Addiction Recovery’s Program of Relapse Prevention
Staying sober is much more than cultivating the strength to say no to one’s substance of choice, addiction recovery will prepare an individual to prevent falling back into habits of using alcohol or drugs to deal with problems and stress. Relapse prevention is a cognitive-behavioral approach with the goal of identifying and preventing high-risk situations and understanding warning signs. Prevention begins well before the opportunity for relapse occurs, with a comprehensive plan accounts for social interactions, emotional triggers and the development of positive coping mechanisms.

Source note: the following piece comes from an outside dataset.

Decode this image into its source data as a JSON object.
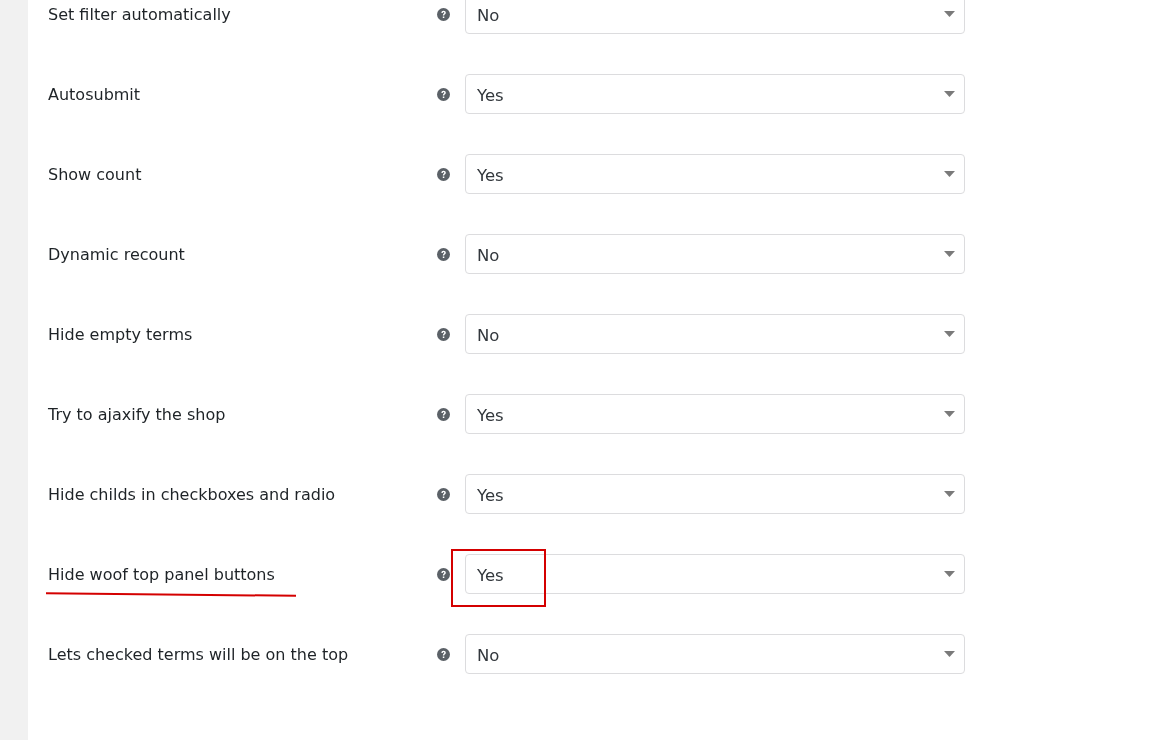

Staying sober is not a solo gig, it is essential recovering addicts and alcoholics interact on a regular basis with others who understand the complex nature of addiction and who can offer moral support. There are times when individuals are feeling isolated by the disease process itself and having a figurative set of tools to handle these situations is important. Cognitive techniques provide people with ways to reframe habitual thinking patterns and change the process, this paired with behavioral techniques include the use of lifestyle modifications to promote individuals healthy coping mechanisms, and keep sobriety as a stable way of life.